Não creio em diabo. Creio em Deus. Deus é tudo. O diabo é o nada. O diabo é o não-Deus. Deus é em tudo. É Onipresente. O diabo é o ausente. É o não lugar, o vagar errante pelo mundo estando em tudo sem em nada morar.
O diabo não tem alma. É alma penada, anonadada, finada, extinta, acabada, aniquilada. O diabo é pelo que não é. Ele só existe pelo não existir. Se passa a ser, deixa de ser quem é. O diabo é morte, é destruição, é aniquilação, é mentira, é negação. É o humano quando toma o lugar de Deus e não deixa Deus ser Deus. Não que Deus não possa. O fato é que Deus não obriga, não impõem, não força. Deus oferece, faz proposta, espera resposta.
Deus é o Pão da Vida. Deus é a mesa cheia, farta, disposta e por todos composta. O diabo é a fome da morte. O diabo é a barriga vazia, roncando, gritando, fria. A fome é a antessala do diabo.
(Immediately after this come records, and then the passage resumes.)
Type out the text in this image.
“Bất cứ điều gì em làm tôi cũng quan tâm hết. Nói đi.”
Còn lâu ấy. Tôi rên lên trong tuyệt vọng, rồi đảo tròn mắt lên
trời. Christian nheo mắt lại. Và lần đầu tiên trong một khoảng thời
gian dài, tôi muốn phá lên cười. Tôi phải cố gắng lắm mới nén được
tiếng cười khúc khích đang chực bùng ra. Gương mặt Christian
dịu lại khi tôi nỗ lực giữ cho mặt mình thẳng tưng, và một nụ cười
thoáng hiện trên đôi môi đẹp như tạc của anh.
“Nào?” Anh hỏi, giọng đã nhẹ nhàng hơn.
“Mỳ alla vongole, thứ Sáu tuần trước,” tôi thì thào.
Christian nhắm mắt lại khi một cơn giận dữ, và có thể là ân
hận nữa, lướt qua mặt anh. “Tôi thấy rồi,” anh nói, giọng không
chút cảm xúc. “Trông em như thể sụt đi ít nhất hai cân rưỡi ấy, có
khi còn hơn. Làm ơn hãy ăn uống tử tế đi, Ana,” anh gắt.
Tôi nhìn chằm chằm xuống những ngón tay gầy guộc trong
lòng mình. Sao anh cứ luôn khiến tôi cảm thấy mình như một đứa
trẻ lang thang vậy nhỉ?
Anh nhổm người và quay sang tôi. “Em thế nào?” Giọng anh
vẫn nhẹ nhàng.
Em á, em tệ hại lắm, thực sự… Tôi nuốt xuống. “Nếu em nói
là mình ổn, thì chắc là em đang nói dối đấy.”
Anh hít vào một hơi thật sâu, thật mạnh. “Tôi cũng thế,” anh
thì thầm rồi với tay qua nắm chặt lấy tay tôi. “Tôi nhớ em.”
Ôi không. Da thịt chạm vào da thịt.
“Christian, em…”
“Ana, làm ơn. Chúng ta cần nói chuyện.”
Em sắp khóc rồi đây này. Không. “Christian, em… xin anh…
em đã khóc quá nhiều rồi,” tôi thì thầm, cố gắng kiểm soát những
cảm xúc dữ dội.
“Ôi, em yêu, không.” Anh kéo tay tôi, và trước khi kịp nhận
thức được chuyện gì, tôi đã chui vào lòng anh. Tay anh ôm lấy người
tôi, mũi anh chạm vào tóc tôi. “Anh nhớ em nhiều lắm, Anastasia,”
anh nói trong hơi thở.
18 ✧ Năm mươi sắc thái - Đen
Jesus a experimentou no deserto. Quarenta dias de barriga vazia. E veio a tentação. A fome nutre a tentação. Se és Deu transforma estas pedras em pão. O diabo provoca. A fome sufoca. Faz perder a razão.
A fome é o diabo que come o homem. É o pobre diabo catando comida na lata de lixo. É o humano transformado em bicho. Bicho-homem com fome. Bicho-homem sem nome. Bicho homem que come o que sobra da mesa dos homens que comem.
O diabo é aquele que come sem se importar com os que têm fome. O diabo é o grão que deixa de ser pão para ser commodity. É a carne vendida no mercado sem se importar com os ossos desnudos e a pele seca dos que moram ao lado. É a carne nova da mulher jovem e pobre exposta, desfrutada, vendida. O diabo é o país do agro com o povo morrendo de fome, morrendo de magro.
O estômago vazio é razão para qualquer ação. O que não faz um pai diante de um filho com fome? O que não faz uma mãe com o peito seco e a criança a chorar? O que não faz um filho diante do pai e da mãe a morrer por não ter o que comer? Diante da morte como única sorte, não há mais nada a temer. Roubar, assaltar, matar, prostituir. Deixar de ser parar sobreviver. É o ser do não-ser. É o perecer.
O homem não vive somente de pão. Tem que ter pão, sim. Temperado com sonho, carinho, emoção. Sem pão, tudo é não, é triste, é malsão. Para curar a fome de pão-que-é-não, é preciso a Palavra e a ação. Partir o pão. Repartir o pão. Comprometer-se com a ação. Dai-lhes vós mesmos o pão. Não o que sobra. Mas o que temos em nossa mão. Para o que está ao nosso lado. Pão para a multidão. Pão da amizade de uma nova sociedade onde não falte o pão. O pão é caridade, é fraternidade, é uma nova humanidade, é divindade. Deus é pão, é irmã, é irmão, é coração, é carne, é coração. Estende tua mão e dá de teu pão.